My baby starts crying and fussing three or four nights a week, always in the wee hours of the morning.
Nothing I do settles him down. Ever have a night like that?
Your mom will tell you it’s probably colic. But having its name doesn’t tell you what it is or what to do about it.
Mom may not know. Colic’s cause is unknown, and it is more of a group of symptoms than any one thing. It usually starts around age two weeks, and goes away by 3 or 4 months.
Colic is the catch-all description given to a healthy, well-fed baby who cries more than three times a week, for more than 3 hours and continues this pattern for three weeks.
So what do you do about it? Here’re some home remedies that may help.
1. Motion Like The Ocean
Gas is thought to be one of the chief causes behind colic.
Some nice, relaxed rocking may help the baby move things through his system and pass gas. It certainly can’t hurt when trying to calm him down.
An infant swing works just about as well; just make sure your baby is old enough to be in the swing.
Babies are not hard to distract. This comes in handy when colic hits.
While noise can distract the baby from her discomfort, don’t go out and buy a noisy toy, just turn on the vacuum cleaner, the dishwasher or some other household appliance that we ignore on a daily basis.
3. Wrap It Up
Warmth applied to any body part increases the blood flow to that area. Increased blood flow often translates into better performance.
When a baby is crying with colic, place a warm towel across his abdomen and tuck it around his little belly. It can help cut down on the gas trapped in the stomach.
4. Stop And Smell The Roses
Soothe him or her by a nice warm bath. Add a drop or two of lavender to the water, and give the baby a little tummy massage. If you don’t like lavender, try chamomile or fennel massage oils.
5. From Your Mouth To Baby’s Breast Milk
If you’re breastfeeding, it could be that your diet is contributing to your baby’s gaseous issues.
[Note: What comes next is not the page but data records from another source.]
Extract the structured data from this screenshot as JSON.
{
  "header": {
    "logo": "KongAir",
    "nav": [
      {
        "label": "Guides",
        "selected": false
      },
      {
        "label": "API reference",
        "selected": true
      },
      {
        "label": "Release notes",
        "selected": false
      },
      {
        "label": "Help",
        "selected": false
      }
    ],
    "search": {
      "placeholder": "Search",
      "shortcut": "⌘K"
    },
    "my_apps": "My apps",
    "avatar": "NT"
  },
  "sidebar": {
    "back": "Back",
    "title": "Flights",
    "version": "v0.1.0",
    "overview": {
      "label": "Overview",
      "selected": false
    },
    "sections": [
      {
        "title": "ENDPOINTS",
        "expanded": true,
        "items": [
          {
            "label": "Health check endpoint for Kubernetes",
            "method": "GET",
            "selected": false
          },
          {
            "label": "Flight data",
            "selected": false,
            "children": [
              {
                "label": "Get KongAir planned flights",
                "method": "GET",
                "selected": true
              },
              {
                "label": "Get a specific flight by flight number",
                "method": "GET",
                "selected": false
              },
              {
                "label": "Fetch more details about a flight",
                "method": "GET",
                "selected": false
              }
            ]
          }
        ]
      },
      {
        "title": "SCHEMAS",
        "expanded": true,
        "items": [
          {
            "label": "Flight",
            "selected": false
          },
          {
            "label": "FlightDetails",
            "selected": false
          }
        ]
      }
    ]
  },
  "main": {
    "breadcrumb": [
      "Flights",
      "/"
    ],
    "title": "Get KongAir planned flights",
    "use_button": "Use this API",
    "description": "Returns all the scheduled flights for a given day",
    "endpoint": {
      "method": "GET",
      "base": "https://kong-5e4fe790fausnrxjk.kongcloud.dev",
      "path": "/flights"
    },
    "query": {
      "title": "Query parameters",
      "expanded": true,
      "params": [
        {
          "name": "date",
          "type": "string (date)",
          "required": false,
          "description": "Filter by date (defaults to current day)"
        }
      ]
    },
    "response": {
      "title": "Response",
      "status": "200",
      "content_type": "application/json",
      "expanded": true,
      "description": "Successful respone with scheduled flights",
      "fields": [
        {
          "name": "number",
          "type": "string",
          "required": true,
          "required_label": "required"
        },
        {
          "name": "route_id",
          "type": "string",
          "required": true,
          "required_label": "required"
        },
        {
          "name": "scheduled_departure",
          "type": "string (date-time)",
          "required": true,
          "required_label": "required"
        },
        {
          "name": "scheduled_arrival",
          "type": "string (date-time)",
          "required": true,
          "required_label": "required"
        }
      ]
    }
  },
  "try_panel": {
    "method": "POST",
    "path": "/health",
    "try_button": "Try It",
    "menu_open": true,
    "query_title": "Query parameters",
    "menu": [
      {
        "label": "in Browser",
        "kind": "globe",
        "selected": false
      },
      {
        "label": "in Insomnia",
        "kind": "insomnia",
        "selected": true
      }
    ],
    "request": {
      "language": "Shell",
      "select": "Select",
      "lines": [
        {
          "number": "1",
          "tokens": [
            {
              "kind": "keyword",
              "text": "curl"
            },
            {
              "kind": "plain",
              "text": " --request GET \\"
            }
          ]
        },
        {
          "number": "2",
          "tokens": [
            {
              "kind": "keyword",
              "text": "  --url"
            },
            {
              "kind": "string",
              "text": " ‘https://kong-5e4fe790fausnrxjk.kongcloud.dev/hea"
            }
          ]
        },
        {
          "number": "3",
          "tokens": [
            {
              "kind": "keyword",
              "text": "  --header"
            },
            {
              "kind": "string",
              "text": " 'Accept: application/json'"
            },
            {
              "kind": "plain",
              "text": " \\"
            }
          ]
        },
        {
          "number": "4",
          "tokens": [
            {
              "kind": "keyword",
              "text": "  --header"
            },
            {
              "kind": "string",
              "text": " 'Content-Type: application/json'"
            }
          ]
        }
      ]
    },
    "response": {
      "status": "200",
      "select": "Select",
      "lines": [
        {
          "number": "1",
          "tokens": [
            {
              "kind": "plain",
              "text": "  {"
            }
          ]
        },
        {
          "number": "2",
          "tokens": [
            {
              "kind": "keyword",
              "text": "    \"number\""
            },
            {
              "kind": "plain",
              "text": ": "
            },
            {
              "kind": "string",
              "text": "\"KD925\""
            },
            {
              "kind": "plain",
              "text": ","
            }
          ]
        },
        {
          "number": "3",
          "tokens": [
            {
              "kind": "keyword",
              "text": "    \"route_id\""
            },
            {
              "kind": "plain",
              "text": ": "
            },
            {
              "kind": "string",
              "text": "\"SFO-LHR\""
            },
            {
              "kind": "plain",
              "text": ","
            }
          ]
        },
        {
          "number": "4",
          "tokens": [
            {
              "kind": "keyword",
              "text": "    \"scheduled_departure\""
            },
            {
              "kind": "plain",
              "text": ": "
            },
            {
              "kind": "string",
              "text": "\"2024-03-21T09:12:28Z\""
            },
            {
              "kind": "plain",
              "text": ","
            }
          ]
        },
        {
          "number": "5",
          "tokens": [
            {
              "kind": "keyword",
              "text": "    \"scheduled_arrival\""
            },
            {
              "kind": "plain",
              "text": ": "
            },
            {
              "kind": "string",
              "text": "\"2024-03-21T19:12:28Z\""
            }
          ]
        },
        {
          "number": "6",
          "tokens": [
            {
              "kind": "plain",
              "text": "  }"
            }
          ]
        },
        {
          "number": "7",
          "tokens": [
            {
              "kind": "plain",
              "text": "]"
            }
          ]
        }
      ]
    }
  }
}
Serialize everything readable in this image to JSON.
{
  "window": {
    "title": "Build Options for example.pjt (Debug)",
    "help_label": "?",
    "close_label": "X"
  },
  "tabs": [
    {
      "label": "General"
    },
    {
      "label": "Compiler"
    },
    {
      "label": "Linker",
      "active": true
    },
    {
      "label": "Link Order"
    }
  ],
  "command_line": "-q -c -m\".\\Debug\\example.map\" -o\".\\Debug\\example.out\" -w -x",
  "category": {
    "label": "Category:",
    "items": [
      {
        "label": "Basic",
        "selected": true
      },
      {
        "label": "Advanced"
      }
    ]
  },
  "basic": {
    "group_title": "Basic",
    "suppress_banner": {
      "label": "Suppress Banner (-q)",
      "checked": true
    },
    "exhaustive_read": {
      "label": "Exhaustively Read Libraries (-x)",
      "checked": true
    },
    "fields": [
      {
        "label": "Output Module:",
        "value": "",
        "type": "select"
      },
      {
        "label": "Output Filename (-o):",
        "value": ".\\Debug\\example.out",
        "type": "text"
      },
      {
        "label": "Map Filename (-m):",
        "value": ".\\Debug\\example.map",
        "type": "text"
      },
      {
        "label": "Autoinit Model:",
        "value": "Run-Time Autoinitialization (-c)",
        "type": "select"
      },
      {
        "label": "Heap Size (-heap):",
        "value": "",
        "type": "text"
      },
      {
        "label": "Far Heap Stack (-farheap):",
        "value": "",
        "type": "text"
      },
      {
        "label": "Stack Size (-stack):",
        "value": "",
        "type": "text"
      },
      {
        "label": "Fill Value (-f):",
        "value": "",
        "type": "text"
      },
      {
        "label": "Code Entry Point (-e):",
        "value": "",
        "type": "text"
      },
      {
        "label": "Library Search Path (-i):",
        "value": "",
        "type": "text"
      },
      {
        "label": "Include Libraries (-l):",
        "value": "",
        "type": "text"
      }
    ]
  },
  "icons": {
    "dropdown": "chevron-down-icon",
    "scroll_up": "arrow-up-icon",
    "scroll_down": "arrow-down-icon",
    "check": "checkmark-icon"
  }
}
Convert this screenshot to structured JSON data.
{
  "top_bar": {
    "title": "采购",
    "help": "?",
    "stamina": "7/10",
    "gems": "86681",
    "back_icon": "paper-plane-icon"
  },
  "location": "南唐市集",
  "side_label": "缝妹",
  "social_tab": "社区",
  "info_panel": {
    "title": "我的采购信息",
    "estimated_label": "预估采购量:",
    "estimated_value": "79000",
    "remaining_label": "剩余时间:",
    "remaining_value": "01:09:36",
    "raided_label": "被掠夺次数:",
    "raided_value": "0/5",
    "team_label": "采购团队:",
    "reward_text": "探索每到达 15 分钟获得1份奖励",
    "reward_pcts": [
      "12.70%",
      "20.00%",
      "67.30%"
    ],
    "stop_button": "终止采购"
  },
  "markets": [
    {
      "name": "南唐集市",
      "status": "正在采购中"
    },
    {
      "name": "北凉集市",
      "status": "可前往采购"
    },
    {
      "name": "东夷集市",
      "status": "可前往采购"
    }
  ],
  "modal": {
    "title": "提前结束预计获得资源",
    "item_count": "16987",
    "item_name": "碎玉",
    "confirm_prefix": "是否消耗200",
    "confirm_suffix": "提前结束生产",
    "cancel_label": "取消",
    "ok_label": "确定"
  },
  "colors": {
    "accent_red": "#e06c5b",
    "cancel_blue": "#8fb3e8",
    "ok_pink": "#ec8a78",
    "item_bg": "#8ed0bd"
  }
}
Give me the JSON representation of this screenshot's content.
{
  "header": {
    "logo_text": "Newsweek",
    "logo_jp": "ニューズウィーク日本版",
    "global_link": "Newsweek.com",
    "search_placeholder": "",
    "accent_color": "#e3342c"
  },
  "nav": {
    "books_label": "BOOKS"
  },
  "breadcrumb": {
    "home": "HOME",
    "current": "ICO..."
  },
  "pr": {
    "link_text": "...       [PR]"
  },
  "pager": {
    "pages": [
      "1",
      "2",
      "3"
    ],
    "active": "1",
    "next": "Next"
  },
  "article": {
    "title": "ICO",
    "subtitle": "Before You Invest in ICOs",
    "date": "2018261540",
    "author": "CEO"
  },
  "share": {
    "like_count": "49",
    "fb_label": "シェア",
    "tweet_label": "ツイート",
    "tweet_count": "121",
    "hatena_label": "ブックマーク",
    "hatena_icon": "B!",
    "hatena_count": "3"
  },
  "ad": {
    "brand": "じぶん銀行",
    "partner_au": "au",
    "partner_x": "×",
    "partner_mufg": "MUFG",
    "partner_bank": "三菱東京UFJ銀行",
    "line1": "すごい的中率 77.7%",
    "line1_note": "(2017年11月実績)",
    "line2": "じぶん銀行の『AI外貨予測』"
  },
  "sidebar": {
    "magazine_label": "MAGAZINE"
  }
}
Pay close attention to your diet, eliminating the potentially gas-causing foods one at a time for a week. If it improves, then you’ve probably figured out the food culprit. Try eliminating dairy, chocolate, caffeine, and any gas-forming foods, like broccoli, cabbage, onions, peppers and citrus fruits.
6. Wrap Me Up
Holding baby close to your chest where your heartbeat can be heard reminds your little bundle of joy about the comfort and safety of your womb. Swaddling a baby in a soft, slightly stretchy blanket is how they deal with fussing babies in hospital nurseries. Why wouldn’t it work for you at home? It is worth a try.
If none of these remedies work, have a talk with your pediatrician.